When you hear about hardening of the arteries, sometimes the heart comes to mind.  But it can happen in other places too, which a man from Danville found out a few months ago.

This is 66-year-old Robert Ernest of Danville.  Does anything look different about one of his legs to you?  Nobody else can tell either.

"It started out, my foot was all red, I started getting sores on my foot," Ernest remembered.  He met us at Geisinger Medical Center near Danville during a routine check-up for a procedure he says saved his right foot.

Ernest had poor circulation.  Plaque buildup eventually lead to the hardening of the arteries in his thigh, something he says came on very quickly.

"One day it wasn't there.  The next day it was," he said.

Dr. James Elmore, who operated on Ernest, showed us an example of what a leg scan looked like.

"The blood vessel comes down and blocks completely right here. It's supposed to come down the rest of the leg," said Dr. Elmore, the Director of Endovascular Services at Geisinger Medical Center.  He explained that his team went into Ernest's artery through a small groin puncture using a drug-coated balloon like this one.  The balloon isn't new.  What is new is the medicated coating around it.

"That's what's exciting about this.  It's the first time we can ever deliver medication to the inside of a blood vessel in a leg, to prevent the blocking from coming back," Dr. Elmore told us.

Watch the tip as Dr. Elmore inflates the balloon.  This is what opened Ernest's artery and allowed blood to start properly flowing again.  He admitted this a procedure they'll likely be using often, as lots of people in this area have hardening of the arteries.

"The two most common causes are smoking and diabetes. In his case, he's had diabetes long-term," Dr. Elmore said, referring to Robert Ernest's case.

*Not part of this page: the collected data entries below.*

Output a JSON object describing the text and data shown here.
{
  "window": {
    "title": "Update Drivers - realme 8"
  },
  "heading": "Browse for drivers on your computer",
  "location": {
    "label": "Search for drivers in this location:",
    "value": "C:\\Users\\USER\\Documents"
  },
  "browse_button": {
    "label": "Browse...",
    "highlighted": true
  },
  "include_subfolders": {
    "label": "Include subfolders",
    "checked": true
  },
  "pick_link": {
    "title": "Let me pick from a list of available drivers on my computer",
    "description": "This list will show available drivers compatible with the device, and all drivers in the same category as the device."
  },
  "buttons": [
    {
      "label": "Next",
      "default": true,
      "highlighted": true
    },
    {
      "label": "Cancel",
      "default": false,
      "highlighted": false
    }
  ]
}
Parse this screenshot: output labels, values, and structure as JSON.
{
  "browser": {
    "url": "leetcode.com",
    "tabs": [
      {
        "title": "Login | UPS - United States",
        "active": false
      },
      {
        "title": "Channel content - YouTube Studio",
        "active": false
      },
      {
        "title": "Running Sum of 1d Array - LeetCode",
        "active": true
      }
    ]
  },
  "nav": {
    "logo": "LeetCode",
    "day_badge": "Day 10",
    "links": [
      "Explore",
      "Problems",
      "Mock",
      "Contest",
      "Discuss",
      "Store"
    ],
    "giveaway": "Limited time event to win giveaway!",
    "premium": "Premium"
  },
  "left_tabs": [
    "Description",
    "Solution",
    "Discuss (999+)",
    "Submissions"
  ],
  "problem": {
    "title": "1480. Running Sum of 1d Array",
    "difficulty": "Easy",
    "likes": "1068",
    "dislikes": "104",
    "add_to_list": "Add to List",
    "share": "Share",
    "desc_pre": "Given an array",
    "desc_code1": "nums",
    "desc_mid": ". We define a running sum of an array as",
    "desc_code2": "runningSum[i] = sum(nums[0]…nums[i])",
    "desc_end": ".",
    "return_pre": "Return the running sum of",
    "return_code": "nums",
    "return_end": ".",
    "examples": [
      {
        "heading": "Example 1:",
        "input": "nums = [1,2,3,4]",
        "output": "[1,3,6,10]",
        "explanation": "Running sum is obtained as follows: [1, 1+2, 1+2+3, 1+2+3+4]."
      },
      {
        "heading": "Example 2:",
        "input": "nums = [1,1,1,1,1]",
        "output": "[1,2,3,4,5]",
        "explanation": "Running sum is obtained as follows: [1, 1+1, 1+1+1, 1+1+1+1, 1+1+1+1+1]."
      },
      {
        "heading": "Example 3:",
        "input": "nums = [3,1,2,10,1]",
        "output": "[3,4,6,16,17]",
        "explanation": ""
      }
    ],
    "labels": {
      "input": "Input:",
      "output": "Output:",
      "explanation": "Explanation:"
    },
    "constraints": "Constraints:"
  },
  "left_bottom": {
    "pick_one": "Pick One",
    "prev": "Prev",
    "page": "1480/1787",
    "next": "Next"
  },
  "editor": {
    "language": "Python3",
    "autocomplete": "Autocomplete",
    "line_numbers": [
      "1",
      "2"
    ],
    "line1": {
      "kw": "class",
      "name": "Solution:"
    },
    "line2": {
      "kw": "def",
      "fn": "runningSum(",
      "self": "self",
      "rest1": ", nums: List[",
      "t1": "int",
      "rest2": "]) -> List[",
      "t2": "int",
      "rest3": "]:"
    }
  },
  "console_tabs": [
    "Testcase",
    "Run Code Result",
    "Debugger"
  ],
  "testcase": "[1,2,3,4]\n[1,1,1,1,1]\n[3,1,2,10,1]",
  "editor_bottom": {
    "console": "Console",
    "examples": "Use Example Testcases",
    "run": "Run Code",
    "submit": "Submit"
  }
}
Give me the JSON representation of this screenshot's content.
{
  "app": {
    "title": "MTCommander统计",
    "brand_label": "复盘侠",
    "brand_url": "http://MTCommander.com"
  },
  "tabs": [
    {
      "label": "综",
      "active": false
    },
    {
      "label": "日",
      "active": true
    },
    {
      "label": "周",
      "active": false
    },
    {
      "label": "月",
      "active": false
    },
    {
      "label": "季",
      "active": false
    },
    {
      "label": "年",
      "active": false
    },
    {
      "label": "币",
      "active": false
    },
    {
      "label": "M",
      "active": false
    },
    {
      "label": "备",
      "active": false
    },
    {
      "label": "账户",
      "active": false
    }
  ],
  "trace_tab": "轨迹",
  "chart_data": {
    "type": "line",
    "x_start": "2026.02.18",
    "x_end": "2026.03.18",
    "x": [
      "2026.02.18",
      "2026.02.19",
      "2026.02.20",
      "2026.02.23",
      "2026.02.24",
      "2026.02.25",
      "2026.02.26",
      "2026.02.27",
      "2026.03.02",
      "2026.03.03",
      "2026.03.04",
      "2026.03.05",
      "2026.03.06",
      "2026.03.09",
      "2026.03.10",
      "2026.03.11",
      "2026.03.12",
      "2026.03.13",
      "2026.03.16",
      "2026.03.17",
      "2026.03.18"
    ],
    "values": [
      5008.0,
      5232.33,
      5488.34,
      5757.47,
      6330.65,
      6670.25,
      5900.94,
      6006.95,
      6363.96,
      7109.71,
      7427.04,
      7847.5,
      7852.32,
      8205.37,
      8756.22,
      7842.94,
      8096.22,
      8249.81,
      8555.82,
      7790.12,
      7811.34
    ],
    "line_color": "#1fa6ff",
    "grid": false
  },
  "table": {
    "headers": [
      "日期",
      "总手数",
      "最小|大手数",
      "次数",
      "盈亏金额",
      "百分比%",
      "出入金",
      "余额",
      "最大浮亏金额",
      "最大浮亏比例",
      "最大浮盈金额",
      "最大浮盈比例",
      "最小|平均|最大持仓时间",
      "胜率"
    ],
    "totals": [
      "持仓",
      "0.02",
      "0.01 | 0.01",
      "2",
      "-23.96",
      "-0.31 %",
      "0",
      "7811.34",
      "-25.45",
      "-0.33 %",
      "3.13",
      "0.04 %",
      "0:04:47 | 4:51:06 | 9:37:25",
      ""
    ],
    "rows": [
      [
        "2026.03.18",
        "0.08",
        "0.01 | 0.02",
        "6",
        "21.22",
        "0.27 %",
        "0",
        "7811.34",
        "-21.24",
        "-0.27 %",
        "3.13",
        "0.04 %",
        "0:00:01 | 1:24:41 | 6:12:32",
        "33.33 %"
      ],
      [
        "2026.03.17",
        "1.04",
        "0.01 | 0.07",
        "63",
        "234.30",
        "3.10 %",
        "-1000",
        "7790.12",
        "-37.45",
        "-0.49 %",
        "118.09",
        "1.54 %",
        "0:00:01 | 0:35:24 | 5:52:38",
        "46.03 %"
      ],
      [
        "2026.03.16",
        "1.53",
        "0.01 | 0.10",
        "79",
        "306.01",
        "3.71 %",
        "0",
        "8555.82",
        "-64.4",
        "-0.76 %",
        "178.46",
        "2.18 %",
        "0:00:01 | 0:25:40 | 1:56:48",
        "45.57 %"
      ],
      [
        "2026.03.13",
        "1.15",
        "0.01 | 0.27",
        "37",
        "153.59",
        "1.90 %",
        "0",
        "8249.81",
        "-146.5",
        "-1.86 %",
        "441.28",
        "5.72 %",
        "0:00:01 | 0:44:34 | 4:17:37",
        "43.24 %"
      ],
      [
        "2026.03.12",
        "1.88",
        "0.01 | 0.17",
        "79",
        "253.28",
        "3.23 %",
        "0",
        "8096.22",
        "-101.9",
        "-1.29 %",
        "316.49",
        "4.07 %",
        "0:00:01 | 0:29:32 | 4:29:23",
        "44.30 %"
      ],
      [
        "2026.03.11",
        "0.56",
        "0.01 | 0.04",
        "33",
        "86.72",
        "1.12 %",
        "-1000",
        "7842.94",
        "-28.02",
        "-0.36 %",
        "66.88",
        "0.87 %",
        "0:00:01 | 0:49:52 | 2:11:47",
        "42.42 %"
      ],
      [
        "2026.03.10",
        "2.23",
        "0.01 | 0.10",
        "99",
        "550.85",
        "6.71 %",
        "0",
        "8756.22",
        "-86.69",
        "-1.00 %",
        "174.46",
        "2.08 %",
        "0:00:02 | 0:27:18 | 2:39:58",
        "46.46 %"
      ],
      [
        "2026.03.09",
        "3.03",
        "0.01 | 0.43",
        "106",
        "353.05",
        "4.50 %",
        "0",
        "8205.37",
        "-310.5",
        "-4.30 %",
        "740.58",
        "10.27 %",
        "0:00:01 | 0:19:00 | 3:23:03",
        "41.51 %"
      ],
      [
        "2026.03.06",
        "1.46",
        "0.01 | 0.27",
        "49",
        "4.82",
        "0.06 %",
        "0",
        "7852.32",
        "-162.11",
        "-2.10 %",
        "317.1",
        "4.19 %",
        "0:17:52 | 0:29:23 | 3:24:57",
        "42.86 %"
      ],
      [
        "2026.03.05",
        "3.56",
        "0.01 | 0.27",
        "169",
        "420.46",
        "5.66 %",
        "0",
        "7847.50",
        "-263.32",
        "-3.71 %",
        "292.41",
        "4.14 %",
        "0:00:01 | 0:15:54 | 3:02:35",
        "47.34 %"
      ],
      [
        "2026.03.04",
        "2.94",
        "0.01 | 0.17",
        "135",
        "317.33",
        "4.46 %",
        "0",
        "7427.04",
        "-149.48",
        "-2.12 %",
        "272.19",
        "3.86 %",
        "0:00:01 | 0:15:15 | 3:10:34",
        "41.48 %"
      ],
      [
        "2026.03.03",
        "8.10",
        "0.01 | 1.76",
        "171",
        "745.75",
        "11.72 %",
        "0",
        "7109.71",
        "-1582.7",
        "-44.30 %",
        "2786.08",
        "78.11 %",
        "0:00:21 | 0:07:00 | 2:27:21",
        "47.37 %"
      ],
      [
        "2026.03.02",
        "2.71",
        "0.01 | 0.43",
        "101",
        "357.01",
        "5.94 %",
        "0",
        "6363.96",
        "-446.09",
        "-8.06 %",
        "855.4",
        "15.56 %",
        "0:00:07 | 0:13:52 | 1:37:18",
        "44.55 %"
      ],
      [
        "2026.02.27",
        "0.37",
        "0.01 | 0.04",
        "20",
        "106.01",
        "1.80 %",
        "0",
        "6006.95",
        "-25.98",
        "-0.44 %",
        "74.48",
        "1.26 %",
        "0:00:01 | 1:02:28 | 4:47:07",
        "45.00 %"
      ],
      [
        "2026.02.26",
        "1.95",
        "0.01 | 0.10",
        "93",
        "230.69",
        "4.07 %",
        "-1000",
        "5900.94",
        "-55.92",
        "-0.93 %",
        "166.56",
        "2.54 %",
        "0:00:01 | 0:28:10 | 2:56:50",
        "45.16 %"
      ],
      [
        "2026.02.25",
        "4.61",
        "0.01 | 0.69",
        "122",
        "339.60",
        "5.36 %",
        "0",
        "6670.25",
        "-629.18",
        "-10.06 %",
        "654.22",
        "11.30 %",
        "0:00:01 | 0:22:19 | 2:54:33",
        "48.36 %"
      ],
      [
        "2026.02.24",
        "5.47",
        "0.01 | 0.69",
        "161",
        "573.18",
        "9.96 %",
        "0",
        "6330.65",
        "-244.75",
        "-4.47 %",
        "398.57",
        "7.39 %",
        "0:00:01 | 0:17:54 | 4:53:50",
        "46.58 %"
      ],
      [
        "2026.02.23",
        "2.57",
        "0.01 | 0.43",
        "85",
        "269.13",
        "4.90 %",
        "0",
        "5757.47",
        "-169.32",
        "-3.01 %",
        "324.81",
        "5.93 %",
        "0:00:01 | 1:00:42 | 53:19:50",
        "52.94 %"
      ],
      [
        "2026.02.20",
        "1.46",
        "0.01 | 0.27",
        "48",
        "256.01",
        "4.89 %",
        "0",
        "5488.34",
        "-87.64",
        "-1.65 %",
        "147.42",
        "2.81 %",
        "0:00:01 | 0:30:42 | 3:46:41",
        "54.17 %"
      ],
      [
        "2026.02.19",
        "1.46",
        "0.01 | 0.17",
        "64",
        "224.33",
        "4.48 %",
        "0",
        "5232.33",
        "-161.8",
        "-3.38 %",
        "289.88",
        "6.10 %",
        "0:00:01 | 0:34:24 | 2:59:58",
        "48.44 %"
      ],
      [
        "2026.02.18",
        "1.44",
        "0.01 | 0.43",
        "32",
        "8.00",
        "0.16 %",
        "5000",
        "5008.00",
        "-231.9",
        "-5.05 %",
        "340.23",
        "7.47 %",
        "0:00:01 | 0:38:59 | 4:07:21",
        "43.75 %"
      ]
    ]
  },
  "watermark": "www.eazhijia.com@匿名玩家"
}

Ernest says the procedure was done only five weeks ago.  He called it quick and nearly painless, and now says nurses can feel a pulse in his right foot, something they couldn't do before.

"The circulation is great, the sores are gone, and he actually saved my foot."

An alternative to the drug-coated balloon you just saw is a stent inserted into the artery.  Stents are still used, and Dr. Elmore says which option is better for which patient is decided on a case-by-case-basis.